Aux États-Unis, en Russie ou en Argentine il y a seulement 71 à 86% de la population qui a un accès aux commodités  dans un rayon de deux kilomètres. Au Mexique, au Brésil, et dans de nombreux pays arabes, cette moyenne est de 50 à 70%. Dans la majorité des pays africains, cette valeur est inférieure à 50%. Cette étude ne prend pas en compte les chemins de fer et les transports publics ce qui en Suisse représente un des principaux avantages en terme de mobilité.

Les étudiants sur le chemin de l’école

En Suisse, les itinéraires vers les écoles sont rapides et sûrs car tous les décideurs sont d’avis que, pour ce qui est du confort et de la sécurité des enfants, un long trajet quotidien n’est pas raisonnable. La plupart du temps, les étudiants peuvent se rendre à l’école à pied et n’ont pas besoin d’être encadrés par les parents en raison de menaces ou à cause des distances à couvrir en voiture.

Changement de décor. Au Nigeria, les enfants de la tranche de la population la plus pauvre ont cinq fois plus de chemin à parcourir pour se rendre à l’école primaire la plus proche. La longueur du déplacement et la sécurité des routes sur le chemin des établissements scolaires semblent être un élément important de développement et de richesse. Dans ce domaine, la Suisse se place naturellement en tête du peloton.

Tourisme ou vagabondage?

Les Suisses connaissent la mobilité dans la vie quotidienne mais subissent bien des contraintes professionnelles. Ils aiment aussi beaucoup voyager durant leur temps libre. Le sociologue anglo-polonais Zygmunt Bauman fait la distinction entre les touristes et les vagabonds: le touriste choisit librement où il veut aller. Il prépare son voyage en fonction de ses goûts. S’il dispose de suffisamment de ressources, alors le monde lui appartient.

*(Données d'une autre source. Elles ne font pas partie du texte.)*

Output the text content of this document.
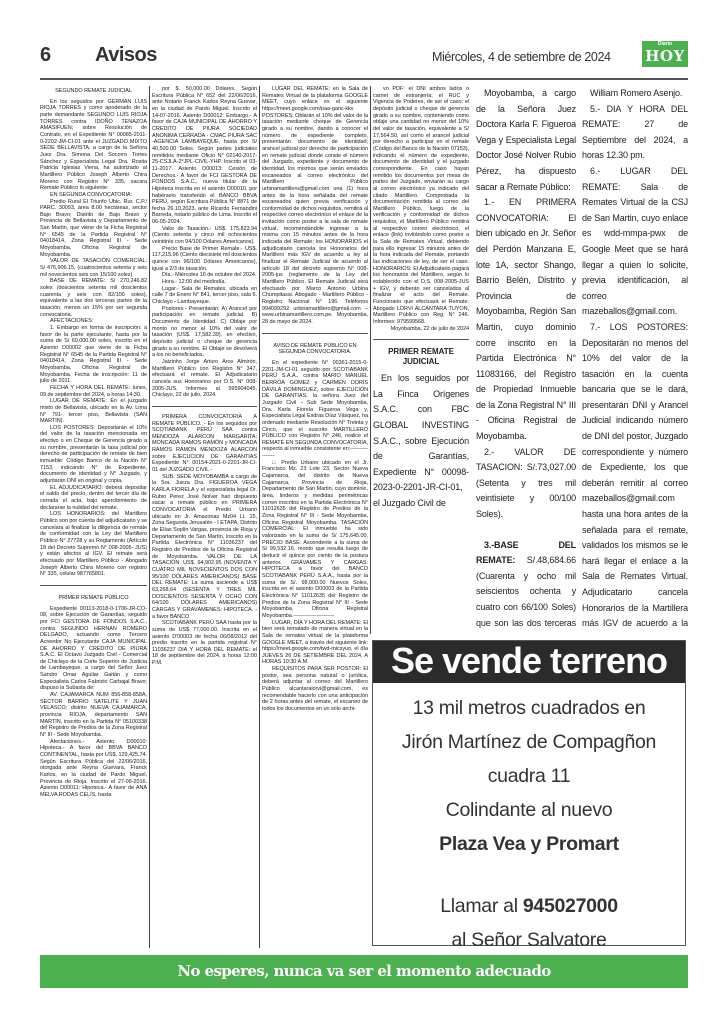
6 Avisos	Miércoles, 4 de setiembre de 2024
Diario
HOY
SEGUNDO REMATE JUDICIAL

En los seguidos por GERMAN LUIS RIOJA TORRES y como apoderado de la parte demandante SEGUNDO LUIS RIOJA TORRES contra IDOÑO TENAZOA AMASIFUEN; sobre Resolución de Contrato, en el Expediente N° 00085-2011-0-2202-JM-CI-01 ante el JUZGADO MIXTO SEDE BELLAVISTA, a cargo de la Señora Juez Dra. Simona Del Socorro Torres Sánchez y Especialista Legal Dra. Rosita Patricia Iglesias Viena, ha autorizado al Martillero Público Joseph Alberto Chira Moreno con Registro N° 335, sacara Remate Público lo siguiente:

EN SEGUNDA CONVOCATORIA:

Predio Rural El Triunfo Ubic. Rur. C.P./ PARC. 30093, área 8.00 hectáreas, sector Bajo Bravo; Distrito de Bajo Bravo y Provincia de Bellavista y Departamento de San Martin, que viene de la Ficha Registral N° 6545 de la Partida Registral N° 04018414, Zona Registral III - Sede Moyobamba, Oficina Registral de Moyobamba.

VALOR DE TASACIÓN COMERCIAL: S/ 476,906.15, (cuatrocientos setenta y seis mil novecientos seis con 15/100 soles)

BASE DE REMATE: S/ 270,246.82 soles (doscientos setenta mil doscientos cuarenta y seis con 82/100 soles), equivalente a las dos terceras partes de la tasación, menos un 15% por ser segunda convocatoria.

AFECTACIONES:

1. Embargo en forma de inscripción: a favor de la parte ejecutante, hasta por la suma de S/ 60,000.00 soles, inscrito en el Asiento D00002 que viene de la Ficha Registral N° 6545 de la Partida Registral N° 04018414, Zona Registral III - Sede Moyobamba, Oficina Registral de Moyobamba. Fecha de inscripción: 11 de julio de 2011.

FECHA Y HORA DEL REMATE: lunes, 09 de septiembre del 2024, a horas 14:30.

LUGAR DE REMATE: En el juzgado mixto de Bellavista, ubicado en la Av. Lima N° 791- tercer piso, Bellavista (SAN MARTIN).

LOS POSTORES: Depositarán el 10% del valor de la tasación mencionada en efectivo o en Cheque de Gerencia girado a su nombre, presentarán la tasa judicial por derecho de participación de remate de bien inmueble: Código Banco de la Nación N° 7153, indicando N° de Expediente, documento de identidad y N° Juzgado, y adjuntarán DNI en original y copia.

EL ADJUDICATARIO: deberá depositar el saldo del precio, dentro del tercer día de cerrada el acta, bajo apercibimiento de declararse la nulidad del remate.

LOS HONORARIOS: del Martillero Público son por cuenta del adjudicatario y se cancelara al finalizar la diligencia de remate de conformidad con la Ley del Martillero Público N° 27728 y su Reglamento (Artículo 18 del Decreto Supremo N° 008-2005- JUS) y están afectos al IGV. El remate será efectuado por Martillero Público - Abogado Joseph Alberto Chira Moreno con registro N° 335, celular 987765801.

PRIMER REMATE PÚBLICO

Expediente 00113-2018-0-1706-JR-CO-08, sobre Ejecución de Garantías, seguido por FCI GESTORA DE FONDOS S.A.C., contra SEGUNDO HERNAN ROMERO DELGADO, actuando como Tercero Acreedor No Ejecutante CAJA MUNICIPAL DE AHORRO Y CREDITO DE PIURA S.A.C. El Octavo Juzgado Civil - Comercial de Chiclayo de la Corte Superior de Justicia de Lambayeque, a cargo del Señor Juez Sandro Omar Aguilar Gaitán y como Especialista Carlos Fabrizio Carbajal Bravo; dispuso la Subasta de:

AV. CAJAMARCA NUM 856-858-858A, SECTOR BARRIO SATELITE Y JUAN VELASCO; distrito NUEVA CAJAMARCA, provincia RIOJA, departamento SAN MARTIN, inscrito en la Partida N° 05100338 del Registro de Predios de la Zona Registral N° III - Sede Moyobamba.

Afectaciones.- Asiento D00010: Hipoteca.- A favor del BBVA BANCO CONTINENTAL, hasta por US$. 129,425.74. Según Escritura Pública del 22/06/2016, otorgada ante Reyna Guevara, Franck Karlos, en la ciudad de Pardo Miguel, Provincia de Rioja. Inscrito el 27-06-2016. Asiento D00011: Hipoteca.- A favor de ANA MELVA RODAS CELIS, hasta

por $. 50,000.00 Dólares. Según Escritura Pública N° 652 del 22/06/2016, ante Notario Franck Karlos Reyna Guevar, en la ciudad de Pardo Miguel. Inscrito el 14-07-2016. Asiento D00012: Embargo.- A favor de CAJA MUNICIPAL DE AHORRO Y CREDITO DE PIURA SOCIEDAD ANONIMA CERRADA - CMAC PIURA SAC -AGENCIA LAMBAYEQUE, hasta por S/ 40,500.00 Soles. Según partes judiciales remitidos mediante Oficio N° 02140-2017-25-CSJLA-2°JPL-CIVIL-YHP. Inscrito el 03-11-2017. Asiento D00013: Cesión de Derechos.- A favor de FCI GESTORA DE FONDOS S.A.C., nueva titular de la Hipoteca inscrita en el asiento D00010, por habérselo transferido el BANCO BBVA PERÚ, según Escritura Pública N° 8871 de fecha 26.10.2023, ante Ricardo Fernandini Barreda, notario público de Lima. Inscrito el 06-05-2024.

Valor de Tasación.- US$. 175,823.94 (Ciento setenta y cinco mil ochocientos veintitrés con 94/100 Dólares Americanos).

Precio Base de Primer Remate.- US$. 117,215.96 (Ciento diecisiete mil doscientos quince con 96/100 Dólares Americanos), igual a 2/3 de tasación.

Día.- Miércoles 16 de octubre del 2024.

Hora.- 12:00 del mediodía.

Lugar.- Sala de Remates, ubicada en calle 7 de Enero N° 841, tercer piso, sala 6. Chiclayo - Lambayeque.

Postores.- Presentarán: A) Arancel por participación en remate judicial. B) Documento de Identidad. C) Oblaje por monto no menor al 10% del valor de tasación (US$. 17,582.39), en efectivo, depósito judicial o cheque de gerencia girado a su nombre. El Oblaje se devolverá a los no beneficiados.

Jaizinho Jorge Arturo Arce Almirón, Martillero Público con Registro N° 347, efectuará el remate. El Adjudicatario cancela sus Honorarios por D.S. N° 008-2005-JUS. Informes al 995904045. Chiclayo, 22 de julio, 2024.

PRIMERA CONVOCATORIA A REMATE PÚBLICO. - En los seguidos por SCOTIABANK PERÚ SAA contra MENDOZA ALARCON MARGARITA; MONCADA RAMOS RAMÓN y MONCADA RAMOS RAMON MENDOZA ALARCON sobre EJECUCION DE GARANTIAS Expediente N° 00154-2021-0-2201-JR-CI-01 del JUZGADO CIVIL -

SUB. SEDE MOYOBAMBA a cargo de la Sra. Jueza Dra. FIGUEROA VEGA KARLA FIORELA y el especialista legal Dr. Rubio Perez José Nolver han dispuesto sacar a remate público en PRIMERA CONVOCATORIA el Predio Urbano ubicado en Jr. Amazonas Mz04 Lt. 15, Zona Segunda Jerusalén - I ETAPA, Distrito de Elías Soplín Vargas, provincia de Rioja y Departamento de San Martín, inscrito en la Partida Electrónica N° 11036237 del Registro de Predios de la Oficina Registral de Moyobamba. VALOR DE LA TASACIÓN: US$. 94,902.95 (NOVENTA Y CUATRO MIL NOVECIENTOS DOS CON 95/100 DÓLARES AMERICANOS) BASE DEL REMATE: La suma asciende a US$ 63,268.64 (SESENTA Y TRES MIL DOSCIENTOS SESENTA Y OCHO CON 64/100 DÓLARES AMERICANOS) CARGAS Y GRAVÁMENES: HIPOTECA. - a favor BANCO

SCOTIABANK PERÚ SAA hasta por la suma de US$ 77,000.00. Inscrita en el asiento D'00003 de fecha 06/08/2012 del predio inscrito en la partida registral N° 11036237 DIA Y HORA DEL REMATE: el 18 de septiembre del 2024, a horas 12:00 P.M.

LUGAR DEL REMATE: en la Sala de Remates Virtual de la plataforma GOOGLE MEET, cuyo enlace es el siguiente https://meet.google.com/paa-ganc-kkv POSTORES: Oblarán el 10% del valor de la tasación mediante cheque de Gerencia girado a su nombre, dando a conocer el número de expediente completo, presentarán documento de identidad; arancel judicial por derecho de participación en remate judicial donde conste el número del Juzgado, expediente y documento de identidad, los mismos que serán enviados escaneados al correo electrónico del Martillero Público urbinamartillero@gmail.com una (1) hora antes de la hora señalada del remate escaneados quien previa verificación y conformidad de dichos requisitos, remitirá al respectivo correo electrónico el enlace de la invitación como postor a la sala de remate virtual, recomendándole ingresar a la misma con 15 minutos antes de la hora indicada del Remate; los HONORARIOS el adjudicatario cancela los Honorarios del Martillero más IGV de acuerdo a ley al finalizar el Remate Judicial de acuerdo al artículo 18 del decreto supremo N° 008-2005-jus (reglamento de la Ley del Martillero Público. El Remate Judicial será efectuado por Marco Antonio Urbina Chumpitassi. Abogado - Martillero Público - Registro Nacional N° 196. Teléfonos 994099292 urbinamartillero@gmail.com – www.urbinamartillero.com.pe. Moyobamba, 28 de mayo de 2024.

AVISO DE REMATE PÚBLICO EN SEGUNDA CONVOCATORIA.

En el expediente N° 00361-2015-0-2201-JM-CI-01 seguido por SCOTIABANK PERÚ S.A.A., contra MARIO MANUEL BERROA GOMEZ y CARMEN DORIS DÁVILA DOMINGUEZ, sobre EJECUCIÓN DE GARANTIAS, la señora Juez del Juzgado Civil – Sub Sede Moyobamba, Dra. Karla Fiorela Figueroa Vega y, Especialista Legal Esdras Díaz Vásquez, ha ordenado mediante Resolución N° Treinta y Cinco, que el suscrito MARTILLERO PÚBLICO con Registro N° 246, realice el REMATE EN SEGUNDA CONVOCATORIA, respecto al inmueble consistente en:-----------------

□ Predio Urbano ubicado en el Jr. Francisco Mz. 23 Lote 23, Sector Nueva Cajamarca, del distrito de Nueva Cajamarca, Provincia de Rioja, Departamento de San Martin, cuyo dominio, área, linderos y medidas perimétricas corren inscritos en la Partida Electrónica N° 11012635 del Registro de Predios de la Zona Registral N° III - Sede Moyobamba, Oficina Registral Moyobamba. TASACIÓN COMERCIAL: El inmueble ha sido valorizado en la suma de S/ 175,645.00. PRECIO BASE: Ascendente a la suma de S/ 99,532.16, monto que resulta luego de deducir el quince por ciento de la postura anterior. GRÁVAMES Y CARGAS: HIPOTECA a favor del BANCO SCOTIABANK PERÚ S.A.A., hasta por la suma de S/. 98,000.00 Nuevos Soles, inscrita en el asiento D00003 de la Partida Electrónica N° 11012635 del Registro de Predios de la Zona Registral N° III - Sede Moyobamba, Oficina Registral Moyobamba.-----------------------

LUGAR, DÍA Y HORA DEL REMATE: El bien será rematado de manera virtual en la Sala de remates virtual de la plataforma GOOGLE MEET, a través del siguiente link: https://meet.google.com/twd-micsyuo, el día JUEVES 26 DE SETIEMBRE DEL 2024, A HORAS 10:30 A.M.

REQUISITOS PARA SER POSTOR: El postor, sea persona natural o jurídica, deberá adjuntar al correo del Martillero Público alcantaralorvi@gmail.com, es recomendable hacerlo con una anticipación de 2 horas antes del remate, el escaneo de todos los documentos en un solo archi-

vo PDF: el DNI ambos lados o carnet de extranjería; el RUC y Vigencia de Poderes, de ser el caso; el depósito judicial o cheque de gerencia girado a su nombre, conteniendo como oblaje una cantidad no menor del 10% del valor de tasación, equivalente a S/ 17,564.50, así como el arancel judicial por derecho a participar en el remate (Código del Banco de la Nación 07153), indicando el número de expediente, documento de identidad y el juzgado correspondiente. En caso hayan remitido los documentos por mesa de partes del Juzgado, enviarán su cargo al correo electrónico ya indicado del citado Martillero. Comprobada la documentación remitida al correo del Martillero Público, luego de la verificación y conformidad de dichos requisitos, el Martillero Público remitirá al respectivo correo electrónico, el enlace (link) invitándolo como postor a la Sala de Remates Virtual, debiendo para ello ingresar 15 minutos antes de la hora indicada del Remate, portando las indicaciones de ley, de ser el caso. HONORARIOS: El Adjudicatario pagará los honorarios del Martillero, según lo establecido con el D.S. 008-2005-JUS + IGV, y deberán ser cancelados al finalizar el acto del Remate. Funcionario que efectuará el Remate: Abogado LORVI ALCÁNTARA TUYON, Martillero Público con Reg. N° 246. Informes: 979599568.

Moyobamba, 22 de julio de 2024

PRIMER REMATE JUDICIAL

En los seguidos por La Finca Orígenes S.A.C. con FBC GLOBAL INVESTING S.A.C., sobre Ejecución de Garantías, Expediente N° 00098-2023-0-2201-JR-CI-01, el Juzgado Civil de

Moyobamba, a cargo de la Señora Juez Doctora Karla F. Figueroa Vega y Especialista Legal Doctor José Nolver Rubio Pérez, ha dispuesto sacar a Remate Público:

1.- EN PRIMERA CONVOCATORIA: El bien ubicado en Jr. Señor del Perdón Manzana E, lote 1A, sector Shango, Barrio Belén, Distrito y Provincia de Moyobamba, Región San Martin, cuyo dominio corre inscrito en la Partida Electrónica N° 11083166, del Registro de Propiedad Inmueble de la Zona Registral N° III - Oficina Registral de Moyobamba.

2.- VALOR DE TASACION: S/.73,027.00 (Setenta y tres mil veintisiete y 00/100 Soles).

3.-BASE DEL REMATE: S/.48,684.66 (Cuarenta y ocho mil seiscientos ochenta y cuatro con 66/100 Soles) que son las dos terceras

William Romero Asenjo.

5.- DIA Y HORA DEL REMATE: 27 de Septiembre del 2024, a horas 12.30 pm.

6.- LUGAR DEL REMATE: Sala de Remates Virtual de la CSJ de San Martin, cuyo enlace es wdd-mmpa-pwx de Google Meet que se hará llegar a quien lo solicite, previa identificación, al correo mazeballos@gmail.com.

7.- LOS POSTORES: Depositarán no menos del 10% del valor de la tasación en la cuenta bancaria que se le dará, presentarán DNI y Arancel Judicial indicando número de DNI del postor, Juzgado correspondiente y número de Expediente, los que deberán remitir al correo mazeballos@gmail.com hasta una hora antes de la señalada para el remate, validados los mismos se le hará llegar el enlace a la Sala de Remates Virtual. Adjudicatario cancela Honorarios de la Martillera más IGV de acuerdo a la

Se vende terreno
13 mil metros cuadrados en
Jirón Martínez de Compagñon
cuadra 11
Colindante al nuevo
Plaza Vea y Promart
Llamar al 945027000
al Señor Salvatore
No esperes, nunca va ser el momento adecuado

Dans la théorie sociologique de Zygmunt Bauman, les vagabonds comme les touristes, sont en mouvement mais ces seconds  ne peuvent pas en revanche choisir leur destination. Ils sont poussés par la nécessité d’assurer leur survie. Les migrants (au sens de vagabonds, selon Bauman) fuient la pauvreté ou des structures injustes avec l’espoir d’une vie meilleure sous d’autres cieux. Ces vagabonds aimeraient bien vivre comme les touristes, parcourir le monde entier et être très bien accueillis partout.

Les vagabonds soutiennent les pauvres

Les calculs de la Banque mondiale montrent que le montant des transferts de fonds envoyés par les travailleurs migrants réguliers et irréguliers aux familles laissées au pays représente un apport bien supérieur à l’aide au développement international. Dans le langage du sociologue Bauman, on pourrait dire que tous les vagabonds soutiennent financièrement le Sud et contribuent ainsi à son développement.

En outre, la Commission mondiale sur les migrations internationales (CMMI) devrait être à même de gérer les processus de migration et de les humaniser.

On estime que dans le futur, en raison de préoccupations de sécurité, les pays riches seraient intéressés par les solutions et une coopération internationales. Cependant, il faut prendre en compte à la fois les touristes et les vagabonds. Une attention particulière devrait également être portée par les pays riches aux travailleurs migrants.

Les pèlerins sont différents

Les pèlerins ne se voient ni touristes ni vagabonds. Ils ont des racines religieuses, même si tous ne considèrent pas leur démarche comme un acte proprement religieux. Pour certains, il s’agit d’un cheminement vers plus d’intériorité et pour d’autres vers Dieu compris comme un Etre avec qui on peut entrer en relation personnelle.

François d’Assise va encore plus loin. Selon lui, la vie est un pèlerinage. Ainsi ses frères devraient comprendre la vie comme un pèlerinage vers Dieu. Ici, sur terre, ils sont encore étrangers et trouvent Dieu dans leur finitude. Cependant, cette démarche ne les contraint pas à renoncer au monde, mais au contraire, de se rendre dans le monde et faire preuve de solidarité, en particulier dans les quartiers défavorisés et auprès des marginalisés.